In his splendid book “The Good Citizen: A History of American Civic Life,” Michael Schudson of the University of California, San Diego, notes that in 1920 the Constitution and the Declaration of Independence were removed from a State Department vault and in 1924 were put on display in the Library of Congress. In 1922 the Lincoln Memorial was dedicated. In 1935 the Supreme Court, which had first met in the basement of the Capitol, and since 1860 had met in the old Senate chamber, at last got its own home, the temple-like building across the street from the Capitol. FDR laid the foundation stone of the Jefferson Memorial in 1939.

Schudson rightly says these were, and are, less monuments than shrines serving America’s civic religion. As was the quintessentially American extravaganza that sculptor Gutzon Borglum, with President Calvin Coolidge’s blessing, began carving on Mount Rushmore in 1927. At about this time Henry Ford built Greenfield Village and John D. Rockefeller Jr. launched the restoration of Colonial Williamsburg.

Here, then, is a pretty paradox. McCain’s conservative credentials are being questioned because he is ascending with the help of a lot of people who are not conservatives. They are attracted to him not just by his biography and the sheer fun he brings to politics, but also by his unconservative enthusiasm for additional government regulation of political speech and for the bogus crusade to force tobacco companies to pay reparations to government, which actually makes money from smoking. Nevertheless, what also is propelling McCain is a core conservative value, patriotism, expressed in a desire to make Washington more loved by making it more lovely.

It is not that liberals are unpatriotic, only that conservatives, more than liberals, are inclined to dwell on the country’s virtues rather than its flaws. The rise of conservatism in the 1960s and 1970s was partly the result of conservatives’ success in the fundamental game of American politics–the game of capture the flag. Liberalism came to seem ambivalent about waving the flag. Liberals, full-throated about America’s defects (imperialism, racism, sexism, planet-wrecking consumption, and so on, and on), seemed to have more enthusiasm for the national government than for the nation. Indeed, they seemed to want a large government primarily because only such a government would be commensurate with the task of correcting the nation’s gross defects.

It is instructive to compare McCain’s broad-brush campaign themes with the themes of the other insurgent candidate.

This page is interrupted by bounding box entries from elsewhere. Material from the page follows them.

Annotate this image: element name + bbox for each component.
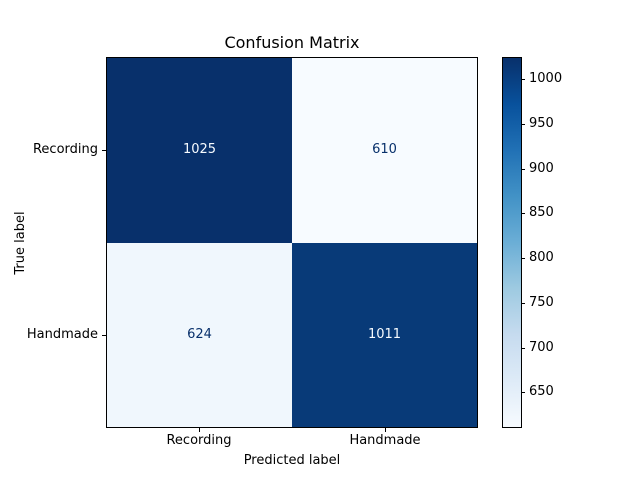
heatmap-axes: 1025 610 624 1011 — [106, 57, 478, 428]
colorbar-tick — [521, 124, 525, 125]
colorbar — [502, 57, 522, 428]
colorbar-tick-label: 800 — [529, 250, 554, 265]
colorbar-tick — [521, 348, 525, 349]
x-axis-tick — [199, 428, 200, 432]
colorbar-tick-label: 650 — [529, 384, 554, 399]
colorbar-tick — [521, 213, 525, 214]
matrix-cell-value: 624 — [187, 326, 212, 342]
chart-title: Confusion Matrix — [224, 33, 360, 52]
matrix-cell-true-handmade-pred-handmade: 1011 — [292, 242, 477, 427]
y-axis-tick — [102, 150, 106, 151]
colorbar-tick-label: 950 — [529, 116, 554, 131]
y-axis-tick — [102, 335, 106, 336]
x-tick-label-handmade: Handmade — [349, 433, 421, 448]
colorbar-gradient — [503, 58, 521, 427]
colorbar-tick-label: 900 — [529, 161, 554, 176]
matrix-cell-true-recording-pred-recording: 1025 — [107, 58, 292, 243]
colorbar-tick-label: 1000 — [529, 71, 563, 86]
matrix-cell-value: 610 — [372, 142, 397, 158]
colorbar-tick — [521, 79, 525, 80]
colorbar-tick-label: 750 — [529, 295, 554, 310]
matrix-cell-value: 1011 — [367, 326, 402, 342]
colorbar-tick-label: 850 — [529, 205, 554, 220]
y-tick-label-recording: Recording — [32, 142, 98, 157]
matrix-cell-true-handmade-pred-recording: 624 — [107, 242, 292, 427]
matrix-cell-true-recording-pred-handmade: 610 — [292, 58, 477, 243]
colorbar-tick — [521, 169, 525, 170]
x-axis-tick — [385, 428, 386, 432]
x-tick-label-recording: Recording — [166, 433, 232, 448]
y-tick-label-handmade: Handmade — [26, 327, 98, 342]
colorbar-tick — [521, 392, 525, 393]
colorbar-tick — [521, 303, 525, 304]
matrix-cell-value: 1025 — [182, 142, 217, 158]
x-axis-label: Predicted label — [243, 453, 341, 468]
colorbar-tick-label: 700 — [529, 340, 554, 355]
colorbar-tick — [521, 258, 525, 259]
y-axis-label: True label — [13, 211, 28, 275]
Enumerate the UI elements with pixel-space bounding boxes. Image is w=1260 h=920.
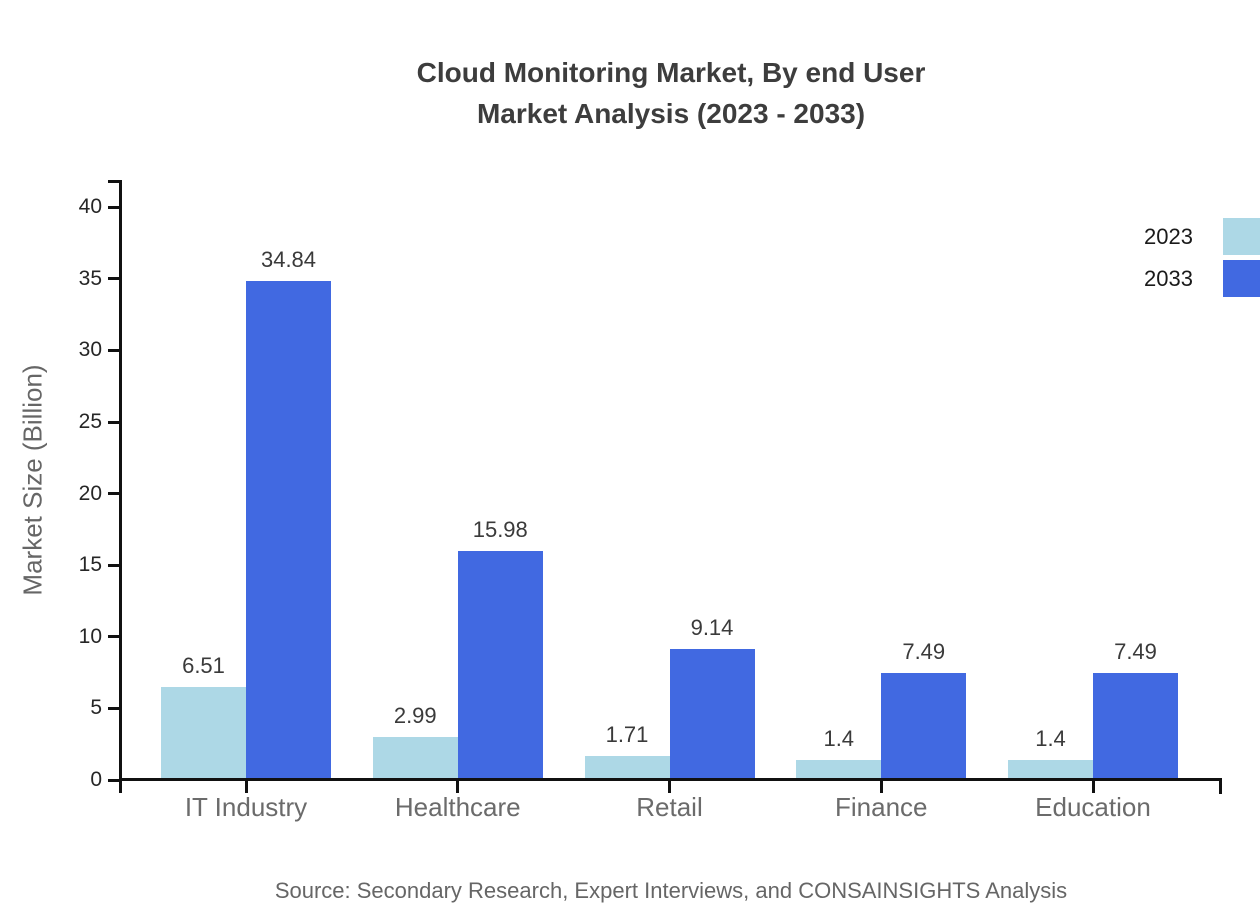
legend: 2023 2033 xyxy=(1144,218,1260,302)
y-tick-mark xyxy=(108,563,121,567)
bar-value-label: 9.14 xyxy=(690,615,734,641)
y-axis-spine xyxy=(119,180,122,793)
y-axis-top-cap xyxy=(108,180,121,183)
y-tick-label: 0 xyxy=(90,768,102,791)
bar-2023-retail xyxy=(584,755,670,780)
legend-swatch-2033 xyxy=(1223,260,1260,297)
y-tick-label: 25 xyxy=(78,410,102,433)
bar-2033-retail xyxy=(669,649,755,780)
legend-label-2033: 2033 xyxy=(1144,265,1193,291)
x-category-label-education: Education xyxy=(1035,792,1151,822)
y-tick-label: 10 xyxy=(78,624,102,648)
bar-2033-education xyxy=(1093,672,1178,780)
y-tick-mark xyxy=(108,635,121,639)
y-tick-label: 5 xyxy=(90,696,102,720)
bar-value-label: 2.99 xyxy=(393,703,437,729)
y-tick-mark xyxy=(108,706,121,710)
x-tick-mark xyxy=(244,780,248,793)
y-tick-mark xyxy=(108,205,121,209)
chart-title: Cloud Monitoring Market, By end User Mar… xyxy=(121,52,1221,134)
bar-value-label: 34.84 xyxy=(260,247,317,273)
bar-value-label: 15.98 xyxy=(472,517,528,543)
y-tick-mark xyxy=(108,492,121,496)
bar-value-label: 1.4 xyxy=(1035,725,1066,751)
legend-row-2023: 2023 xyxy=(1144,218,1260,255)
y-tick-label: 35 xyxy=(78,266,102,290)
bar-2033-it-industry xyxy=(246,281,331,780)
x-tick-mark xyxy=(1091,780,1095,793)
x-category-label-retail: Retail xyxy=(636,792,703,822)
chart-title-line1: Cloud Monitoring Market, By end User xyxy=(416,57,926,88)
y-tick-mark xyxy=(108,778,121,782)
y-tick-mark xyxy=(108,348,121,352)
y-tick-label: 40 xyxy=(78,195,102,219)
x-category-label-healthcare: Healthcare xyxy=(394,792,521,822)
legend-swatch-2023 xyxy=(1223,218,1260,255)
source-note: Source: Secondary Research, Expert Inter… xyxy=(274,878,1068,903)
legend-row-2033: 2033 xyxy=(1144,260,1260,297)
y-tick-label: 20 xyxy=(78,481,102,505)
x-category-label-finance: Finance xyxy=(835,792,928,822)
bar-value-label: 6.51 xyxy=(182,652,225,678)
bar-2033-healthcare xyxy=(457,551,543,780)
bar-value-label: 7.49 xyxy=(1114,638,1157,664)
bar-2033-finance xyxy=(881,672,967,780)
y-tick-mark xyxy=(108,277,121,281)
x-tick-mark xyxy=(879,780,883,793)
x-tick-mark xyxy=(668,780,671,793)
bar-2023-education xyxy=(1008,759,1093,780)
chart-title-line2: Market Analysis (2023 - 2033) xyxy=(476,98,866,129)
bar-value-label: 1.4 xyxy=(823,725,855,751)
y-tick-label: 15 xyxy=(78,553,102,577)
x-axis-spine xyxy=(119,778,1222,781)
y-tick-mark xyxy=(108,420,121,424)
x-tick-mark xyxy=(456,780,460,793)
bar-2023-it-industry xyxy=(161,686,246,780)
bar-2023-healthcare xyxy=(372,737,458,780)
x-axis-right-cap xyxy=(1219,778,1222,794)
y-tick-label: 30 xyxy=(78,338,102,362)
bar-2023-finance xyxy=(796,759,882,780)
bar-value-label: 1.71 xyxy=(605,721,649,747)
x-category-label-it-industry: IT Industry xyxy=(184,792,308,822)
legend-label-2023: 2023 xyxy=(1144,223,1193,249)
bar-value-label: 7.49 xyxy=(902,638,946,664)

Fueled by the kind of hope that defines political desperation–the hope that a win in the Washington state primary, a beauty contest that allocates no delegates, would cause his wilted candidacy to revive like a flower in a spring shower–Bill Bradley descended on Seattle with the banner of liberalism unfurled. He criticized the Clinton administration for failing to build public support for the Kyoto Protocol on measures to combat global warming–a pact that would impose such costs on the United States that there is approximately zero support for it in the Senate. Bradley also invoked the cause that stirs some of today’s liberals the way peace, disarmament, full employment and civil rights stirred earlier generations of liberals–the crusade to save the planet from Americans’ sport utility vehicles. Bradley wants tougher fuel-efficiency standards.

Bradley has had a hard time making himself heard because of the commotion surrounding McCain’s successes, but Bradley might be even worse off if he were being heard. He has taken to calling Al Gore a conservative. The charge is nutty, but has Bradley noticed that Gore does not exactly deny it?